Registradas por câmeras e amplamente divulgadas, agressões e mortes resultantes de abordagens da Polícia Militar de São Paulo contra pessoas desarmadas provocaram uma mudança de tom nas declarações do governador Tarcísio de Freitas (Republicanos) sobre a violência policial.
Ponto de virada no discurso do governo paulista, a cena em que um policial militar é flagrado jogando um homem do alto de uma ponte no bairro Cidade Ademar, na zona sul da capital, foi prontamente criticada pelo governador nesta terça-feira (3).
“Chega ao absurdo de jogar uma pessoa da ponte”, disse Tarcísio, também fazendo menção a outro caso recente, em que um suspeito de furto foi executado com tiros pelas costas.
O caso ocorreu em 3 de novembro, quando Gabriel da Silva Soares, um homem negro de 26 anos, foi morto a tiros pelas costas disparados por um policial militar de folga em frente a um mercado no Jardim Prudência, também na zona sul.
Também em novembro, o estudante de medicina Marco Aurélio Cardenas Acosta, 22, foi morto por um policial em um edifício da Vila Mariana, bairro de classe média da região sul paulistana. O rapaz foi perseguido após dar um tapa no retrovisor da viatura e entrou em um hotel, onde levou o tiro à queima-roupa.
Sem registro de imagens, mas com grande repercussão pública, o menino Ryan da Silva Andrade Santos, de 4 anos, foi morto em uma operação policial em Santos. Na ocasião, chamou a atenção a ausência de declarações do governo sobre o caso.
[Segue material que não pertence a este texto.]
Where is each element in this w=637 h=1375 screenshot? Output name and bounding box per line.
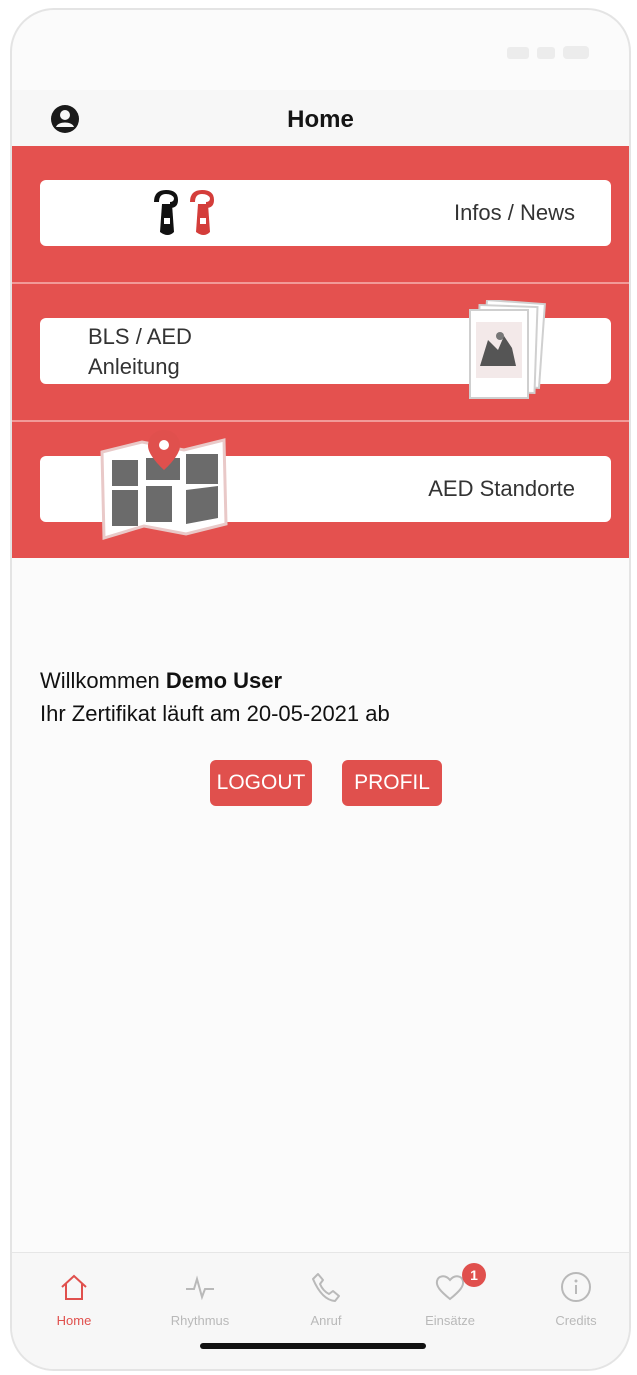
- divider: [12, 420, 629, 422]
- anleitung-label: Anleitung: [88, 354, 180, 379]
- tab-home[interactable]: Home: [14, 1253, 134, 1348]
- user-name: Demo User: [165, 668, 283, 693]
- tab-rhythmus[interactable]: Rhythmus: [140, 1253, 260, 1348]
- map-pin-icon: [100, 430, 228, 541]
- menu-band: Infos / News BLS / AED Anleitung AED Sta…: [12, 146, 629, 558]
- tab-anruf[interactable]: Anruf: [266, 1253, 386, 1348]
- aed-standorte-label: AED Standorte: [428, 476, 575, 501]
- profil-button[interactable]: PROFIL: [342, 760, 442, 806]
- navigation-header: Home: [12, 90, 629, 150]
- tab-rhythmus-label: Rhythmus: [170, 1313, 230, 1328]
- page-title: Home: [287, 106, 354, 133]
- tab-einsaetze[interactable]: 1 Einsätze: [390, 1253, 510, 1348]
- info-icon: [561, 1272, 591, 1302]
- bls-aed-label: BLS / AED: [88, 324, 192, 349]
- home-icon: [61, 1274, 87, 1300]
- logout-button[interactable]: LOGOUT: [210, 760, 312, 806]
- tab-credits[interactable]: Credits: [516, 1253, 629, 1348]
- tab-einsaetze-label: Einsätze: [425, 1313, 475, 1328]
- tab-bar: Home Rhythmus Anruf 1 Einsätze Credits: [12, 1252, 629, 1369]
- infos-news-card[interactable]: Infos / News: [40, 180, 611, 246]
- welcome-line: Willkommen Demo User: [40, 664, 390, 697]
- tab-anruf-label: Anruf: [310, 1313, 342, 1328]
- home-indicator[interactable]: [200, 1343, 426, 1349]
- pulse-icon: [186, 1275, 214, 1301]
- divider: [12, 282, 629, 284]
- infos-news-label: Infos / News: [453, 200, 575, 225]
- status-bar-icons: [507, 46, 589, 59]
- phone-screen: Home Infos / News BLS / AED Anleitung AE…: [10, 8, 631, 1371]
- manual-book-icon: [469, 300, 546, 399]
- basel-crest-icon: [154, 190, 214, 235]
- certificate-text: Ihr Zertifikat läuft am 20-05-2021 ab: [40, 701, 390, 726]
- welcome-block: Willkommen Demo User Ihr Zertifikat läuf…: [40, 664, 390, 730]
- tab-home-label: Home: [56, 1313, 92, 1328]
- tab-credits-label: Credits: [555, 1313, 597, 1328]
- greeting-text: Willkommen: [40, 668, 160, 693]
- notification-badge: 1: [462, 1263, 486, 1287]
- phone-icon: [312, 1273, 340, 1302]
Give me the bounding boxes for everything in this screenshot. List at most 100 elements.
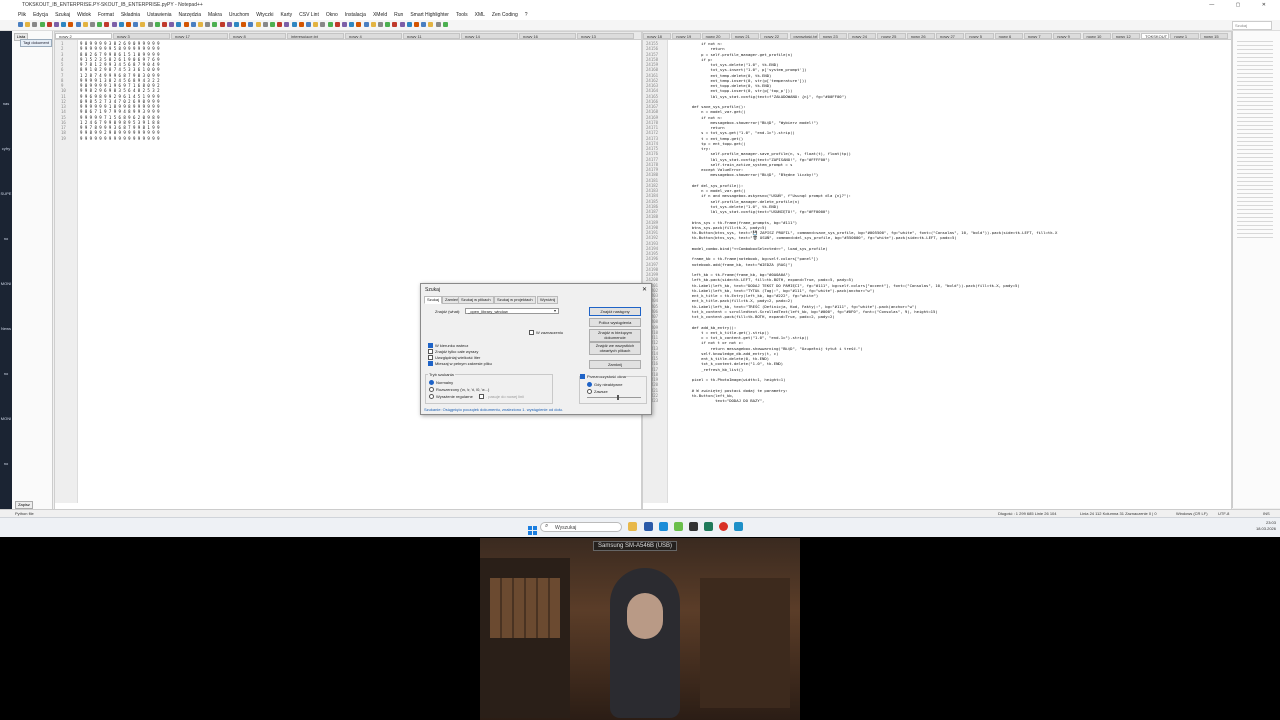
toolbar-search-input[interactable]: Szukaj [1232,21,1272,30]
desktop-shortcut-label[interactable]: no [0,371,12,376]
file-tab[interactable]: nowy 9 [1053,33,1082,39]
toolbar-button-icon[interactable] [205,22,211,27]
toolbar-button-icon[interactable] [126,22,131,27]
toolbar-button-icon[interactable] [154,22,160,27]
find-next-button[interactable]: Znajdź następny [589,307,641,316]
toolbar-button-icon[interactable] [97,22,103,27]
menu-item[interactable]: Narzędzia [179,12,202,18]
toolbar-button-icon[interactable] [406,22,412,27]
backward-checkbox[interactable]: W kierunku wstecz [428,343,468,349]
menu-item[interactable]: Uruchom [229,12,249,18]
transparency-checkbox[interactable]: Przezroczystość okna [580,374,626,380]
whole-word-checkbox[interactable]: Znajdź tylko całe wyrazy [428,349,478,355]
toolbar-button-icon[interactable] [162,22,167,27]
menu-item[interactable]: Karty [280,12,292,18]
desktop-shortcut-label[interactable]: nas [0,101,12,106]
menu-item[interactable]: Instalacja [345,12,366,18]
desktop-shortcut-label[interactable]: no [0,236,12,241]
toolbar-button-icon[interactable] [392,22,398,27]
file-tab[interactable]: nowy 26 [906,33,935,39]
menu-item[interactable]: Okno [326,12,338,18]
toolbar-button-icon[interactable] [90,22,95,27]
toolbar-button-icon[interactable] [46,22,52,27]
app-icon[interactable] [704,522,713,531]
toolbar-button-icon[interactable] [277,22,283,27]
toolbar-button-icon[interactable] [169,22,175,27]
toolbar-button-icon[interactable] [82,22,88,27]
toolbar-button-icon[interactable] [298,22,304,27]
file-tab[interactable]: nowy 19 [672,33,701,39]
toolbar-button-icon[interactable] [61,22,67,27]
desktop-shortcut-label[interactable]: News [0,326,12,331]
file-tab[interactable]: nowy 16 [519,33,576,39]
toolbar-button-icon[interactable] [104,22,110,27]
toolbar-button-icon[interactable] [334,22,340,27]
toolbar-button-icon[interactable] [428,22,434,27]
toolbar-button-icon[interactable] [313,22,319,27]
menu-item[interactable]: Ustawienia [147,12,171,18]
file-tab[interactable]: nowy 5 [965,33,994,39]
toolbar-button-icon[interactable] [118,22,124,27]
toolbar-button-icon[interactable] [342,22,347,27]
taskbar-search[interactable]: Wyszukaj [540,522,622,532]
file-tab[interactable]: nowy 2 [55,33,112,39]
count-button[interactable]: Policz wystąpienia [589,318,641,327]
code-text[interactable]: if not n: return p = self.profile_manage… [673,41,1058,403]
toolbar-button-icon[interactable] [111,22,117,27]
mode-normal-radio[interactable]: Normalny [429,380,453,386]
transparency-slider[interactable] [587,397,641,398]
tab-find[interactable]: Szukaj [424,296,443,304]
menu-item[interactable]: Plik [18,12,26,18]
tab-find-in-projects[interactable]: Szukaj w projektach [494,296,536,304]
menu-item[interactable]: Wtyczki [256,12,273,18]
menu-item[interactable]: Zen Coding [492,12,518,18]
in-selection-checkbox[interactable]: W zaznaczeniu [529,330,563,336]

Para especialistas, o governo tenta corrigir o rumo de um acirramento da letalidade policial. Ainda assim, eles apontam que críticas pontualmente dirigidas a agentes e não à corporação, como fez Tarcísio, reforçam a ideia de que a segurança pública estadual está no caminho certo.
“Vejo mudança de discurso que vinha eximindo policiais da culpa por crimes bárbaros”, diz Pablo Almada, pesquisador do Núcleo de Estudos da Violência da USP. “Mas ao criticar apenas o policial, tratando como caso isolado, o governador desconsidera centenas de mortes provocadas por policiais neste ano.”
Com 580 mortes provocadas por agentes de segurança em serviço ou de folga, o ano de 2024 já é o mais letal desde 2020, antes do início do uso das câmeras corporais.
Também fazendo uma defesa institucional da polícia, o secretário da Segurança Pública de São Paulo, Guilherme Derrite, afirmou que o caso do homem arremessado não encontra respaldo em procedimentos operacionais da PM.
Derrite afirmou ter determinado ao comando da Polícia Militar o afastamento imediato de todos os policiais envolvidos. Segundo o secretário, eles passariam a cumprir expediente administrativo na Corregedoria da Polícia Militar até a conclusão da investigação.
Apesar de não dar sinais de que pretende promover mudanças estruturais, a gestão Tarcísio se vê numa encruzilhada que força, ao menos em parte, uma mudança de discurso, segundo Camila Vedovello, pesquisadora da Unicamp sobre chacinas.
É que casos como o do aluno de medicina morto ou homem atirado da ponte tendem a reduzir o apoio a posturas truculentas da polícia porque fazem com que parte da sociedade se coloque no lugar da vítima, diz a especialista. “A pessoa olha aquela imagem e pensa: eu poderia estar no lugar daquele homem jogado da ponte”, comentou.
Ouvidor das polícias de São Paulo, Claudio Aparecido Silva vê a mudança da postura do governador como reação a uma situação provocada pelo discurso do próprio governo e que, agora, transborda.
Claudinho, como é conhecido, ressalta que a escalada da violência tem também resultado em baixas do lado da polícia, citando duas mortes de policiais da Rota (tropa de elite da PM, conhecida pela alta letalidade), o que não acontecia há duas décadas, diz.
O ouvidor aponta ainda as operações Escudo e Verão, que somaram mais de 90 mortos na Baixada Santista, além de cinco policiais, como materializações da postura da cúpula da segurança paulista.
Ele lembra que, pressionado por organizações que denunciaram as mortes ao Conselho de Direitos Humanos da ONU (Organização das Nações Unidas), Tarcísio chegou a dizer que não estava “nem aí”.
“Sinceramente, nós temos muita tranquilidade com o que está sendo feito. E aí o pessoal pode ir na ONU, pode ir na Liga da Justiça, no raio que o parta, que eu não tô nem aí”, disse o governador.
A declaração foi dirigida à Conectas Direitos Humanos e à Comissão Arns, que levaram a queixa à ONU, conforme revelado pela coluna de Mônica Bergamo.